Cross-Platform Support
Supported Systems
supportedSystems = [ "x86_64-linux" "aarch64-darwin" ];
Platform-Specific Features
x86_64-Linux:
- Full GPU support - NVIDIA CUDA, Docker GPU passthrough
- CPU optimizations - Znver2, Intel architecture targeting
- Container building - Docker images with CUDA support
aarch64-Darwin (Apple Silicon):
- Metal Performance Shaders - GPU acceleration via MPS
- Rosetta compatibility - x86_64 dependencies when needed
- Native performance - ARM64-optimized packages
Platform Detection
# Conditional features based on platform
${pkgs.lib.optionalString pkgs.stdenv.isLinux ''
source ${znver2File}
echo "[cpu-opt] Using znver2 flags: $NIX_CFLAGS_COMPILE"
''}
Troubleshooting
Common Issues
CUDA Not Detected:
# Check NVIDIA drivers
nvidia-smi
# Verify CUDA environment
echo $CUDA_HOME
echo $LD_LIBRARY_PATH
# Test PyTorch CUDA
python -c "import torch; print(torch.cuda.is_available())"

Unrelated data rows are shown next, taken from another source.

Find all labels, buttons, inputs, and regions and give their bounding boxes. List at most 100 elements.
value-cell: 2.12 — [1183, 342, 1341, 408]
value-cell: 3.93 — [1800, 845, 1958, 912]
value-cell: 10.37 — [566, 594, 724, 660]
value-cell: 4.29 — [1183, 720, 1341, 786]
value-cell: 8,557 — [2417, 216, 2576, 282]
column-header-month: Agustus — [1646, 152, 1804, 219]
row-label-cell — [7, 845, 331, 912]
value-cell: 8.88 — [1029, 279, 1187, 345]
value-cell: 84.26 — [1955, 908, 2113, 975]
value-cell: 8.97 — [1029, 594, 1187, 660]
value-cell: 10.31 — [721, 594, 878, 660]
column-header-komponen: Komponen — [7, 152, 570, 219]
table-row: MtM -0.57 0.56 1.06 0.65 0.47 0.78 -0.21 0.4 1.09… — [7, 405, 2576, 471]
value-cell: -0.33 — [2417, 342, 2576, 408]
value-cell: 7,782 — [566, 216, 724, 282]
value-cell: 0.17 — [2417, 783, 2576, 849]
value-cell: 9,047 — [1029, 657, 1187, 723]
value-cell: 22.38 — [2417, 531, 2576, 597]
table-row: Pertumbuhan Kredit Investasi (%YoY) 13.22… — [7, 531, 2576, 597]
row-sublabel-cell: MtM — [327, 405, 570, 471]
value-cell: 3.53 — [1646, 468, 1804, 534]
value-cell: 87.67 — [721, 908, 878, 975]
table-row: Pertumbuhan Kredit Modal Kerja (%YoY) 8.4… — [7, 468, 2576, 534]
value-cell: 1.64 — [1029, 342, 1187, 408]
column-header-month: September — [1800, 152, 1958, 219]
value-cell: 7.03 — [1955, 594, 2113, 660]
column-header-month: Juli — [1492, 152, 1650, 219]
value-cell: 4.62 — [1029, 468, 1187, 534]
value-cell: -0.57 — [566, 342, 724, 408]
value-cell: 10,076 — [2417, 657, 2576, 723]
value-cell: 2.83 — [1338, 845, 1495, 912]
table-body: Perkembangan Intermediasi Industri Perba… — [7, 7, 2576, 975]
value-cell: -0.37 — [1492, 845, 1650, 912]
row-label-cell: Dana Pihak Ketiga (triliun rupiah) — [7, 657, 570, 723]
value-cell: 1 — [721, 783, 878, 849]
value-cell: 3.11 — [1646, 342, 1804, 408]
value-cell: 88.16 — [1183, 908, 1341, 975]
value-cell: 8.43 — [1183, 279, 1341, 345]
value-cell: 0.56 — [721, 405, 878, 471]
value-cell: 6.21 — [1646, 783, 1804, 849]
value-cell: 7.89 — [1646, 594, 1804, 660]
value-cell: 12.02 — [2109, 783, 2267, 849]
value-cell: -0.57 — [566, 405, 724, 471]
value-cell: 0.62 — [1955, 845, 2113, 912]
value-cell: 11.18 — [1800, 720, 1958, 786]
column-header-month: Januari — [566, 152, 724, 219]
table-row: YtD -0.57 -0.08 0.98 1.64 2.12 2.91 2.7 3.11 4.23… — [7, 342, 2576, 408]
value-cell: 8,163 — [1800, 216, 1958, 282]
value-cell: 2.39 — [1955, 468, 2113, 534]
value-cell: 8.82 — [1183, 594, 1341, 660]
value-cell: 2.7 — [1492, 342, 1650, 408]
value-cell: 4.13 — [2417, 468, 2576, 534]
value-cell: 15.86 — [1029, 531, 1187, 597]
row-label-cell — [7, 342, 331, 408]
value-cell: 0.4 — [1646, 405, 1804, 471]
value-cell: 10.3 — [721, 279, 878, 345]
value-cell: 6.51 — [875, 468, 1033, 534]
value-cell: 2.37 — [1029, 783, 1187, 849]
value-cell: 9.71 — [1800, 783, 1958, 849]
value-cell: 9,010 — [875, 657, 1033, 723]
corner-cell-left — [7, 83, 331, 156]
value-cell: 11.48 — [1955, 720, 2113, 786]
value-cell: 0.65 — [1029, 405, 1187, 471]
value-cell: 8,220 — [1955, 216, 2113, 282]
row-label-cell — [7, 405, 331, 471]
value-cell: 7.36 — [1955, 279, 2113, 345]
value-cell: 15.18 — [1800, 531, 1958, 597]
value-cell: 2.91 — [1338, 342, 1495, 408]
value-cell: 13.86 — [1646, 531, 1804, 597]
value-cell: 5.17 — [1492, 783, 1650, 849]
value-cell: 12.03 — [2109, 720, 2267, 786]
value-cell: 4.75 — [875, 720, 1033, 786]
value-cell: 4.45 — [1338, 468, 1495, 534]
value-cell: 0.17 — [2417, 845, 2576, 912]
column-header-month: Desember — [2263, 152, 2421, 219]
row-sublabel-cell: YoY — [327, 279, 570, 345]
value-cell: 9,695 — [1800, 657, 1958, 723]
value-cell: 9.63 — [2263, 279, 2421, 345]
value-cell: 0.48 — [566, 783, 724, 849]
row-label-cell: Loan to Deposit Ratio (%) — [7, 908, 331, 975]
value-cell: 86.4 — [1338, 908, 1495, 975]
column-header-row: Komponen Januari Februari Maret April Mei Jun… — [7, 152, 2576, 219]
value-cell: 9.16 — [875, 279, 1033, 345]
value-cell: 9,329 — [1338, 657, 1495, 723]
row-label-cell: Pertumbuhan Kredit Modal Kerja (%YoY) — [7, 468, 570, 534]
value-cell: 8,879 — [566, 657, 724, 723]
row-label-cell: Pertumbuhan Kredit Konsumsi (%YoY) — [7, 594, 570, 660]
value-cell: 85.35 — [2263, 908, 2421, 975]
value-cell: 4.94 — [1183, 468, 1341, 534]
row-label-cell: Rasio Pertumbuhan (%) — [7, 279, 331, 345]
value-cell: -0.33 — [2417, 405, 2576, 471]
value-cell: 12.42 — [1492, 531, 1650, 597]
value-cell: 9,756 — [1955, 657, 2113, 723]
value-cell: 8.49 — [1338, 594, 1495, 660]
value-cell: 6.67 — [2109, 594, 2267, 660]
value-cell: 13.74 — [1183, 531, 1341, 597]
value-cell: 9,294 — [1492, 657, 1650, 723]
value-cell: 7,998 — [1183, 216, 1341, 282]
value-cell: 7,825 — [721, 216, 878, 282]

Solution: Ensure NVIDIA drivers are installed and compatible with CUDA 12.8.
Docker Issues on macOS:
# Check Colima status
colima status
# Restart if needed
colima stop
colima start --vm-type vz --cpu 2 --memory 4
Slow Package Installation:
# Use binary cache
echo "substituters = https://cache.nixos.org https://cuda-maintainers.cachix.org" >> ~/.config/nix/nix.conf
echo "trusted-public-keys = cache.nixos.org-1:6NCHdD59X431o0gWypbMrAURkbJ16ZPMQFGspcDShjY= cuda-maintainers.cachix.org-1:0dq3bujKpuEPiCgBv7/11NEBpCcEKUzZzUNjRgPTOOA=" >> ~/.config/nix/nix.conf
Memory Issues
GPU Memory:
# Monitor GPU memory
nvidia-smi -l 1
# Optimize PyTorch memory
export PYTORCH_CUDA_ALLOC_CONF=max_split_size_mb:128,expandable_segments:True
System Memory:
# Check available memory
free -h
# Monitor during development
htop
Performance Issues
Check Optimizations:
# Verify CPU flags
cat /proc/cpuinfo | grep flags
# Check compiler optimizations
echo $NIX_CFLAGS_COMPILE
# Benchmark inference
python -c "
import torch
import time
device = 'cuda' if torch.cuda.is_available() else 'cpu'
x = torch.randn(1000, 1000, device=device)
start = time.time()
result = torch.mm(x, x)
print(f'{device} time: {time.time() - start:.4f}s')
"
Advanced Usage
Custom Overlays
Create project-specific overlays in overlays/:
# overlays/custom-package.nix
final: prev: {
custom-package = prev.python3Packages.buildPythonPackage {
pname = "custom-package";
version = "1.0.0";
src = prev.fetchFromGitHub {
owner = "owner";
repo = "repo";
rev = "v1.0.0";
sha256 = "...";
};
propagatedBuildInputs = with prev.python3Packages; [
numpy
torch
];
};
}
Custom Development Shells
Add new shells to the flake:
# Add to devShells
experimental = pkgs.mkShell {
buildInputs = commonSystemPackages ++ [
# Custom packages
];
shellHook = ''
echo "Experimental environment loaded"
# Custom setup
'';
};
Environment Specialization
Create environment-specific configurations:
# .env.gpu
CUDA_VISIBLE_DEVICES=0
TORCH_CUDA_ARCH_LIST=8.6
# .env.multi-gpu
CUDA_VISIBLE_DEVICES=0,1,2,3
NCCL_DEBUG=INFO
# Load specific environment
cp .env.gpu .env
nix develop .#gpu
Contributing to the Flake
Adding New Packages
- Create overlay in
overlays/new-package.nix - Add to overlay list in
nekoOverlays - Include in appropriate shells
- Test across platforms
- Update documentation
Testing Changes
# Test specific shell
nix develop .#shell-name --command python -c "import new_package"
# Test all shells
for shell in default gpu ai neko docs cpu-opt gpu-opt; do
echo "Testing $shell..."
nix develop .#$shell --command echo "✓ $shell loads successfully"
done
# Test image builds
nix build .#neko-agent-docker-generic
nix build .#neko-agent-docker-opt
Performance Considerations
- Binary caches - Use Cachix for custom packages
- Layer optimization - Minimize Docker image layers
- Dependency management - Avoid unnecessary dependencies
- Build reproducibility - Pin package versions when needed
This comprehensive flake system provides a robust, reproducible development environment that scales from local development to production deployment while maintaining consistency across different platforms and use cases.